Use of a total station in vessel recording

While employed at Grossman & Associates, around 1993, we had the opportunity to record the tidal remains of two 40'-50' (?) large centerboard Hudson River cargo haulers inside a NY State Park, Bear Mountain, site of two nearby Revolutionary War forts, Clinton and Montgomery. The remains were also photographed using the Rolleimetric close-range photogrammetric camera system, from overhead as was possible, though the photos were never formally rectified (placed on a digitizing tablet, combined with survey data and used to document specific distances in 3D, as used in accident reconstruction, power plant "reporting", etc.). The complications of the mud and wood, along with the iron rods joining timbers together used like "trenails" (treenails, wooden pegs, in this case replaced by thick iron rod without thread and nuts in the centerboard "box" and elsewhere) made the definition of the elements, chased by tide below the Bear Mountain Bridge, the Hudson River is visibly tidal (drowned estuary) to Albany, NY and navigable to Troy, NY difficult to photograph as a close-range photogrammetric "object" without real serious engineering supports. Using a Sokkia total-station (then Sokkisha) allowed the sighting in of the remaining ends of the frames (they themselves "split" and joined horizontally by iron rod, keeping a curve for the outside planking once attached, and the creation of the schematic which could not be reduced to fit in the National Maritime Historical Society article on it, thought the copy I believe was sent to NY State Office Parks, Recreation and Historic Preservation, its commissioner Bernadette Castro, part of the NYC furniture business. It is the only one that I have done.

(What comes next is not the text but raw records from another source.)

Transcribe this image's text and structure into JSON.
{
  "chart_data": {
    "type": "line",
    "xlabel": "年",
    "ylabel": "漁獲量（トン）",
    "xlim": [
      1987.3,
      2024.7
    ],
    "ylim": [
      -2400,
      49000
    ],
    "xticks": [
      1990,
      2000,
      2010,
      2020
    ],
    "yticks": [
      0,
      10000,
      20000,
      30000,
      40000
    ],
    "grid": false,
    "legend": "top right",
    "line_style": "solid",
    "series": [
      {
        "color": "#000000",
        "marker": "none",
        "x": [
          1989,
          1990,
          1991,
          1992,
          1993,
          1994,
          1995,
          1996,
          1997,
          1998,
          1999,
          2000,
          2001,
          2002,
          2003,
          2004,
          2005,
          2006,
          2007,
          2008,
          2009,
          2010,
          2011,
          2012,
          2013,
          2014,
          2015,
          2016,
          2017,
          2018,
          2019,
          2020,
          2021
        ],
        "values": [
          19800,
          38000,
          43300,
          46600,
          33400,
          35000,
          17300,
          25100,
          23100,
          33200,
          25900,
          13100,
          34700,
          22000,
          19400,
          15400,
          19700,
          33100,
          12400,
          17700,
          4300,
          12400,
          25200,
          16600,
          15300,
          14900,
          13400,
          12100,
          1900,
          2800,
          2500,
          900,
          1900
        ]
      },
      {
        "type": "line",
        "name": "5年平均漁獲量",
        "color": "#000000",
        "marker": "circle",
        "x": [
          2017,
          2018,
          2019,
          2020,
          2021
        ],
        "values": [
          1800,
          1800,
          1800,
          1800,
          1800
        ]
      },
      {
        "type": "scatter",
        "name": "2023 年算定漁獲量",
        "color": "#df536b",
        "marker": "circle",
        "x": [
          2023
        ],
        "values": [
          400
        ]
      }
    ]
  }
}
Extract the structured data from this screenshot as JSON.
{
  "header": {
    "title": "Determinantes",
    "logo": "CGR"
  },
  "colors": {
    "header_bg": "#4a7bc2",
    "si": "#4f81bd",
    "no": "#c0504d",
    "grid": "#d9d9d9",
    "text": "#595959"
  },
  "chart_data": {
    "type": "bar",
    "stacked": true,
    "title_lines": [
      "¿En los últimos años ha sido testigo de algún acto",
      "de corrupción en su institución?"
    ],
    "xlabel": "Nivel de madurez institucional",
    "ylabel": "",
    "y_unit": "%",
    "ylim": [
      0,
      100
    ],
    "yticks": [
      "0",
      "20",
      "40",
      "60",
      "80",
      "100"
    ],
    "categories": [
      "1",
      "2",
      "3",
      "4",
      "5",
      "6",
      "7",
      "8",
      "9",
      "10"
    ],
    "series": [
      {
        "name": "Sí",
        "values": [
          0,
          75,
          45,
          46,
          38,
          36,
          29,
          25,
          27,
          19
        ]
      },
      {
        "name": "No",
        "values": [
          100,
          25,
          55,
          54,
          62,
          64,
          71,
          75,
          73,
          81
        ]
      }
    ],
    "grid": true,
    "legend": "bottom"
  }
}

Since, new total stations have "laser" ranging in them (though called that previously, they were more like "night vision scopes in the infra-red than "lasers") and one example to show that utility (could I have used that, as often the guy holding the "mirror" or reflecting prism, is the last one to actually produce the resulting documentation) was documenting an historic ship at dockside, to determine deformations etc., in it's "fearful symmetry". Posted to Underwater Archaeology yesterday.